Chère Hécate, vous souvenez-vous... l'oubli de soi... le partage... Rien ne s'oublie ; vous vivez dans ce vous nous offrez, votre passion...

Bien à vous en cet instant et encore demain le votre.

Hecate 30/05/2009 21:22

Dane, que puis-je répondre?...sinon ,que tomber dans un roman de Robert Alexis c'est déjà un climat, cest subir une ambiance dont la dépendance est imprévisible et qui n'est pas forcement sur le moment celle à laquelle on s'attendait.
amicalement.H

Dane 30/05/2009 13:13

C'est la fascination du lieu qui tend à prendre le dessus si on n'y prend gare... :-)
Belle analyse je vais le relire.
Pour ma part quand on doit lire un livre "la robe" pour cet auteur-là, il ne faudrait pas lire un autre de ses ouvrages en attendant.....
Patienter avec un autre auteur...

Bien à toi Hécate

Hecate 15/05/2009 22:53

Chère Gertrude,je suis très honorée de votre excellente appréciation de cette "Véranda" dont nous ne nous sommes point lassées,l'une et l'autre.
Quand à ce naguère où j'allais dites-vous commenter vos travaux, il n'est que très proche encore; parfois je ne veux ,par trop de hâte vous laiser d'une étourderie irréfléchie, me faisant dériver de ce que vous vouliez exprimer,et manquant d'à propos .
Acceptez voulez-vous bien , de m'octroyer quelques heures ; ma fidélité n'étant pas en cause, seulement une légère fatigue.
Bien à vous. Votre
Hécate

gertrude 15/05/2009 22:34

Cela fait maintenant un moment que j'ai lu pour la deuxième fois "La véranda", pas une fois de plus, pas une de trop. Car arrivée à la fin du texte, il y a comme une invitation à retrouver les signes semés sur le parcours, les petites clés qui subtilement ne peuvent être perçues comme telles qu'à la fin du récit mais dont le souvenir reste suffisamment imprécis pour nous donner envie d'y regouter..

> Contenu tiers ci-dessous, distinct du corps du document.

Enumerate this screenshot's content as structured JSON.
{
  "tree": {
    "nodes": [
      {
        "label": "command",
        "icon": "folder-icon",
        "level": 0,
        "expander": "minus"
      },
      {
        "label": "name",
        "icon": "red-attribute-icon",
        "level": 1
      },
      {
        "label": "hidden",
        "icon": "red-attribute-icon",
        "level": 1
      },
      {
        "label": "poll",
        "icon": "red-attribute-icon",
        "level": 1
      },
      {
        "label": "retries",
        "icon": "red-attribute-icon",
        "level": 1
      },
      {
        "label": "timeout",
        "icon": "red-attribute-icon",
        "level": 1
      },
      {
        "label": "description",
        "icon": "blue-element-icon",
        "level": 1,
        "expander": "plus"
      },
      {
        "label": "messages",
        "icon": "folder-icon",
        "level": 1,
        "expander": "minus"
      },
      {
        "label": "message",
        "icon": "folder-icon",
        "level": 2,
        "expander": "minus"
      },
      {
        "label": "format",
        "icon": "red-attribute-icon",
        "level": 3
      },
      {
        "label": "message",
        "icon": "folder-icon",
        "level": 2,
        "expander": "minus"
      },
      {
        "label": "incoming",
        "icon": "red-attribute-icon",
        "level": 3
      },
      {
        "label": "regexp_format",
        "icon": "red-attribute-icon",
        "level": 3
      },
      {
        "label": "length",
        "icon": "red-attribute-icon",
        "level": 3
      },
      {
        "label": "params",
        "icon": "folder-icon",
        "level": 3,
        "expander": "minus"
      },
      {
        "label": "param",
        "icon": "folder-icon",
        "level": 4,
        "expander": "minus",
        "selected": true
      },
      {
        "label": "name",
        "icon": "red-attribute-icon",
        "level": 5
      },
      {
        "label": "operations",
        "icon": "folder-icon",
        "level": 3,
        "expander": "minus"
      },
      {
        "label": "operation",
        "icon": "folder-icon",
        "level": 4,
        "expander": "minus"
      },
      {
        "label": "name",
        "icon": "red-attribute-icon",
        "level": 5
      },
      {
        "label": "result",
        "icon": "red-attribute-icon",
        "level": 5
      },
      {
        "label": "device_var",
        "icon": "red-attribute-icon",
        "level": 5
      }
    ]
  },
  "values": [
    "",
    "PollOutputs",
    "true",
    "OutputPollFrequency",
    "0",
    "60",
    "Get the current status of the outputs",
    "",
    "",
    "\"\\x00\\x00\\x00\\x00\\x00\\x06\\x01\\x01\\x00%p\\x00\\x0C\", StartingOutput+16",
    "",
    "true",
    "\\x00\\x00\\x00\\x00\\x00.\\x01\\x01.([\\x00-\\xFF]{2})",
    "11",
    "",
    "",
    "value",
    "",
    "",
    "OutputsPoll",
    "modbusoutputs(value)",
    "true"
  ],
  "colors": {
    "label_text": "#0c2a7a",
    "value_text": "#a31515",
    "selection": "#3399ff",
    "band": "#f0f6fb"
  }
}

Mais je ne sais pas pourquoi je vous dis cela à présent, car c'était le temps où vous disiez bonsoir et que vous commentiez les images de mon espace...

Donc, bonne nuit, Hécate.

Hécate 11/04/2009 22:39

Merci de votre visite ici, c'est un réel plaisir pour moi ."La véranda" est certes le roman de R.A qui me laisse des traces indicibles. J'avoue , sans fard, qu'au départ,je fus si captivée par "La robe",que ce roman lu aussitôt après se dilua dans une sorte de brume .Ce ne fut qu'ensuite qu'il vint à me hanter,à me poursuivre comme un rêve dont une partie se dérobe, chassée par la réalité d'un réveil trop brusque .Ensuite, il s'imposa,avec discrétion.Entre D.Arsant et R.Alexis l'obsession mit peu de temps à concrétiser le désir où m'avait menée ces romans, j'en fis une "lecture" sur cassette pour une amie malvoyante tant j'avais le besoin de communiquer mes découvertes,deux romans,désormais liés à cette exploration de leurs oeuvres .Avec Les figures" ce fut l'apogée, ce dernier roman coîncidait avec des thèmes qui n'avaient cessé de me posséder durant une bonne année...aussi, me fut-il aisé( si j'ose dire) d'écrire ces trois commentaires dès la parution des "Figures" et de les glisser dans des avis de lecteurs afin d'étendre un partage anonyme de cette oeuvre stupéfiante.Non, je ne suis pas étonnée que ce livre mérite votre faveur; mais qui sait si à sa sombre lumière,comme je le fus ,serez-vous tentée d'approfondir ce que dégage l'oeuvre de cet écrivain dans son ensemble?...Le temps seul saura le dire.Je ne connais que ma prore expérience, toute de subtilité et assez inexplicable encore...Le charme est là , ensorcelant .A vous.

Gertrude 11/04/2009 21:50

J'ai commencé à lire "La Véranda"; je ne suis pas encore très loin dans le roman mais j'ai la conviction que de tous les romans de RA, c'est celui qui vous fascine le plus et qui vous convient le mieux. Pour ma part, je n'en sais rien encore mais quelque chose me dit que c'est "Les figures" qui auront ma préférence (ça vous étonne?).
Je dis cela car cette nuit, dans un demi-sommeil je superposais ce que j'avais lu de "La Véranda" à un écrit (manuscrit) que j'ai aussi lu aussi hier, et qui m'a beaucoup impressionné. Tout cela se mélangeait, et j'en ai gardé une drôle d'impression d'étrangeté...

edwood 09/03/2009 04:42

Bien belle chronique une fois de plus!
Ce roman ouvre au lecteur des horizons insoupçomnées. De la littérature pure, sans fioriture, comme je l'affectionne.
Merci Hécate de faire vivre Robert Alexis sur la toile.